As US and British warships are concentrating in the region around the Gulf, local Arabs fear that a western military strike against their fellow Muslim neighbour Afghanistan is imminent.
Around 24 British Royal Navy warships as well as 23,000 British troops are gathering in Oman for long-planned exercises with the Omanis, known as Saif Sareea 2.
It's the biggest British military deployment to the Middle East since the Gulf war of ten years ago, but British officers insist that despite the rumours, it remains purely an exercise.
On the scorching deck of HMS Illustrious, Britain's most powerful aircraft carrier, Harrier jump-jets and Navy helicopters stand in neat lines, their fuselages glinting in the midday sun.
The ship slid quietly into Salalah harbour on Sunday, taking extra security precautions in view of last year's attack on the USS Cole in Aden, when suicide bombers blew a hole in its side and killed 17 US sailors.
The arrival of this aircraft carrier, Britain's primary 'on-call' warship, has added to the military options available to the planners back home.
Rear-Admiral James Burnell-Nugent, the British Task Force Commander and the most senior British naval officer in the Middle East, insists that his ships are here purely to exercise, but he admits that they offer a degree of flexibility.
Military options
That could be vital if Arab countries in the region, like Saudi Arabia, are unwilling to allow airstrikes to be launched from their soil.
"Maritime assets, ships, do have the advantage that they can operate out at sea in international waters and there isn't the same degree of dependence on the political dimension of getting approval from host countries, and that is certainly an advantage", explains Rear Admiral James Burnell-Nugent.
I asked the man in charge of the carrier's warplanes, Commander Jock Alexander, if his planes could, if called upon, reach Afghanistan.
"Technically there's no reason why they couldn't go anywhere as long as we have air refuelling which we'd need to do that, " says Commander Alexander.
"Flying from the ship ourselves, the range is about 250 miles (400km) but we would expect to get air-to-air refuelling and then we could go really wherever you want. So, hypothetically, yes," he adds.
Ominous prescence
So how is all this military activity being seen by Omanis, the people hosting this exercise?

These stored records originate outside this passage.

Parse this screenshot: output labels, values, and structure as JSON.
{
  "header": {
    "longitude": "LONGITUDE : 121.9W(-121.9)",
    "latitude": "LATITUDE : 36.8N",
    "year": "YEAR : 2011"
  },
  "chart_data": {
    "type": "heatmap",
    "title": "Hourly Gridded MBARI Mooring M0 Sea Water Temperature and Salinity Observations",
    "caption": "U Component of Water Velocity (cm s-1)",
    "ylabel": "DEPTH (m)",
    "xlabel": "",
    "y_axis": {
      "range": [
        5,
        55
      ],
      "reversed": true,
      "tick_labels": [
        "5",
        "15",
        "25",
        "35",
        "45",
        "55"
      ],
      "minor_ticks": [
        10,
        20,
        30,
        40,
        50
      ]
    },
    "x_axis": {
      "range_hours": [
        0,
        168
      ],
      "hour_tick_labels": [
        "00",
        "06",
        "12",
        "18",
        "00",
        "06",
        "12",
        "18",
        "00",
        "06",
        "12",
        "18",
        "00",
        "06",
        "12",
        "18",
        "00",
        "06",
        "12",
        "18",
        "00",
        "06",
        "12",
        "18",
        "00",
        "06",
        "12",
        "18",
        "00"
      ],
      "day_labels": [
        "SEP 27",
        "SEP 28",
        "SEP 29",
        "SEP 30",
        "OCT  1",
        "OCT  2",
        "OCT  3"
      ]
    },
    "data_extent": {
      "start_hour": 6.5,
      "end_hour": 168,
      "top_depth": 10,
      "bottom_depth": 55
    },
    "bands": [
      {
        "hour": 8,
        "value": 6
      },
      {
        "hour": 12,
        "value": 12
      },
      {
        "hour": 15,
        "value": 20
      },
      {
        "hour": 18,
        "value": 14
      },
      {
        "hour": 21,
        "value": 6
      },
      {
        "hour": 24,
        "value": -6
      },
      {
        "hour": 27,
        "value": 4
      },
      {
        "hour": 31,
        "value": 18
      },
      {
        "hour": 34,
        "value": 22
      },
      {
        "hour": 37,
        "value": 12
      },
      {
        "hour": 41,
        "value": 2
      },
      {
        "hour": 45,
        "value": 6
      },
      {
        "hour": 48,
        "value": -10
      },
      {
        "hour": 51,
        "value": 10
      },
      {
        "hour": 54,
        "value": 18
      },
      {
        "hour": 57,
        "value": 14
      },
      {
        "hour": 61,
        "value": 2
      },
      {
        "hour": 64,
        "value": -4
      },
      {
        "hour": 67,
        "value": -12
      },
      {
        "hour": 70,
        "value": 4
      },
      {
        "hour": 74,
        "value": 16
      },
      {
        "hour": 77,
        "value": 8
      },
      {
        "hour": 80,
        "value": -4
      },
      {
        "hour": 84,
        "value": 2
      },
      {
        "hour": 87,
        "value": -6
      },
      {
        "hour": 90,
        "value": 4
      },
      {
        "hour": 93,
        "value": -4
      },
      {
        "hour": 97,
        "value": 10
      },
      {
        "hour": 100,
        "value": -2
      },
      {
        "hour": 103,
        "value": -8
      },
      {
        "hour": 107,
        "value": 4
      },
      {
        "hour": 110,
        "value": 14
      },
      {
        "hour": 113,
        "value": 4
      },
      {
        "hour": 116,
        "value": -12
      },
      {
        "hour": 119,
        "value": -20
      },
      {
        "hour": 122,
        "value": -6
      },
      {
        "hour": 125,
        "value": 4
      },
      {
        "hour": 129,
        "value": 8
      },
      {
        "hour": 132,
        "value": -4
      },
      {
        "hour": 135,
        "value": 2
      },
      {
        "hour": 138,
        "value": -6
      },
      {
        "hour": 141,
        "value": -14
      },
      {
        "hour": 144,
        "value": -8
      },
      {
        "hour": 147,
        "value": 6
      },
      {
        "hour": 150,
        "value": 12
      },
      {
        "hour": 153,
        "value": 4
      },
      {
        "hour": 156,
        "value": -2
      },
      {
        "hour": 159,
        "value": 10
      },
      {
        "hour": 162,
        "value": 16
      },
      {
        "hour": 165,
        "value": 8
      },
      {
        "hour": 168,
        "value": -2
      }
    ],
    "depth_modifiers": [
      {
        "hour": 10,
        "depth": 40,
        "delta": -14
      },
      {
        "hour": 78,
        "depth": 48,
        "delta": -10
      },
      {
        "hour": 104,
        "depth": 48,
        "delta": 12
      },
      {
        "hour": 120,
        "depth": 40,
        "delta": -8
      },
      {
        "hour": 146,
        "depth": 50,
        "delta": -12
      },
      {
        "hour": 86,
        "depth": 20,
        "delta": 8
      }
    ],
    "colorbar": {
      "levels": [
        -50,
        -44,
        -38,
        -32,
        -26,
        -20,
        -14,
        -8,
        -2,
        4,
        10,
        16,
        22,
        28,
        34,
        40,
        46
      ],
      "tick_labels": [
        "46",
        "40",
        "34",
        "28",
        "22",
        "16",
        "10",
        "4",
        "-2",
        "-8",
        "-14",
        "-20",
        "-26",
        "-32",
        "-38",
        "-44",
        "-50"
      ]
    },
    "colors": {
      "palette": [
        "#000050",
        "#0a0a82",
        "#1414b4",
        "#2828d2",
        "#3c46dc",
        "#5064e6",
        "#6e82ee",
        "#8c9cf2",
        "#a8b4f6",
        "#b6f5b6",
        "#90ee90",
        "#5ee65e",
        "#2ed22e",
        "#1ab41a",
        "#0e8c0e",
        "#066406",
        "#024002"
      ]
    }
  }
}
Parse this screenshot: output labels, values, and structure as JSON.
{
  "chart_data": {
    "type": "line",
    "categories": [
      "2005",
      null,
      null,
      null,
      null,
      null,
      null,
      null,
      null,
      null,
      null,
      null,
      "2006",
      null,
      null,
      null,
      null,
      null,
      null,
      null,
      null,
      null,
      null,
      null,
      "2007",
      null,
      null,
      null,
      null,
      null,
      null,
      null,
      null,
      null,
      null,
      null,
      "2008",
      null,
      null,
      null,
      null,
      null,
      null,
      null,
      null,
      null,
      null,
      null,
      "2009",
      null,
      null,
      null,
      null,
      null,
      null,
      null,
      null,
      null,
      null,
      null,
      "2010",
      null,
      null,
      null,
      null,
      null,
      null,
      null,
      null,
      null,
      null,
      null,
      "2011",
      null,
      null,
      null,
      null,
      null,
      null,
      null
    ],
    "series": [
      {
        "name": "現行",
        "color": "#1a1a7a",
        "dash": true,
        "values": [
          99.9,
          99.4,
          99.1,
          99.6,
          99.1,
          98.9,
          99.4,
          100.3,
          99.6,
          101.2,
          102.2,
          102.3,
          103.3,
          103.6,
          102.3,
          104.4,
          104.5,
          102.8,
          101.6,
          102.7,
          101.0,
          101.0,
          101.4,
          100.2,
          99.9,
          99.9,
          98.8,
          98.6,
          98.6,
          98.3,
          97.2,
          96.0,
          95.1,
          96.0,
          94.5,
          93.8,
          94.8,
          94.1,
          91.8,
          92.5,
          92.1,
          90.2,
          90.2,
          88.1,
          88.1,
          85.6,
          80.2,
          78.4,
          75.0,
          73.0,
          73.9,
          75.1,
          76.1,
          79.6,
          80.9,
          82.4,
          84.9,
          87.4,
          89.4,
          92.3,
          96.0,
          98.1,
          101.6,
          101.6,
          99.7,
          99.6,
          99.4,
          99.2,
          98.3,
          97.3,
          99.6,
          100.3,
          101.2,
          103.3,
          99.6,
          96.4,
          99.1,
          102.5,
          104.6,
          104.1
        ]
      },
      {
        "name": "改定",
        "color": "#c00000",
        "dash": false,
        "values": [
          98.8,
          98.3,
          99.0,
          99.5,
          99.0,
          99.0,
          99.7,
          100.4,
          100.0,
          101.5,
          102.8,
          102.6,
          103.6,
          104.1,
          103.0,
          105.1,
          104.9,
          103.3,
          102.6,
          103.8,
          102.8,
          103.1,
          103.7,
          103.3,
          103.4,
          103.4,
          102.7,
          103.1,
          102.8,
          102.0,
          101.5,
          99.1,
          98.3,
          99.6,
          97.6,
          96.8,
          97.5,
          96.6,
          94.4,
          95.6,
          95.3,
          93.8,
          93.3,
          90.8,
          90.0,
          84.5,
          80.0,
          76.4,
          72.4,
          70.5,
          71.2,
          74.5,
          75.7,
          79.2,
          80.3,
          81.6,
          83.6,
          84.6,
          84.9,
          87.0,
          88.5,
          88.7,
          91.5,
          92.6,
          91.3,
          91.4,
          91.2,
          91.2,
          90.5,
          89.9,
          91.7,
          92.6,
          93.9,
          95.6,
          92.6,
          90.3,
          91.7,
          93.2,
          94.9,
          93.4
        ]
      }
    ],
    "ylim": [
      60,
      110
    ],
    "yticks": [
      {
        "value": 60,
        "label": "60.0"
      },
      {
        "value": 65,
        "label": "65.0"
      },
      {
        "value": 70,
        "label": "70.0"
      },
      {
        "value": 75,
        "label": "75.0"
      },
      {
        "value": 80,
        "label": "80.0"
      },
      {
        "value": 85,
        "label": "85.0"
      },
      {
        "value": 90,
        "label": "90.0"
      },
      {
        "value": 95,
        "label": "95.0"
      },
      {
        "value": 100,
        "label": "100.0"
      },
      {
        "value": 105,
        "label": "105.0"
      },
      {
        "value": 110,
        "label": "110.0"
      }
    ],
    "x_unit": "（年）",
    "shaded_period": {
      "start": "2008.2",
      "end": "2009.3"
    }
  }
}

In the cafes and marketplaces of Oman, the exercises have become a common topic of discussion. Why, they wonder, are so many British troops in their country at such a sensitive time?
But most Omanis can see a distinction between British troops coming here to exercise and the idea of them going into action against a possible Muslim enemy.
Uncertain future
Arabs throughout the region are irritated that the West appears poised to strike Afghanistan without showing the world any convincing proof connecting either Osama Bin Laden or the Taleban to the attacks on America last month.
Some, like Faisal, an Omani merchant, worry that America is failing to learn the lessons from those attacks.
He says the West needs to solve Muslim grievances, such as those of the Iraqis and the Palestinians, or else the threat of terrorism will never go away.
"If it's true that Osama bin Laden did the things that happened in New York and they catch him and kill him, and they don't look for the reason why this happened, if they don't sort out the main problems in the world, then there will be many more people like bin Laden to follow", he said.
The one thing both the Gulf Arabs and the British soldiers here have in common, is uncertainty.
Nobody knows what the next step will be in America's war against terrorism, or whether the Gulf Arab states could become embroiled in a western military campaign they have no wish to join.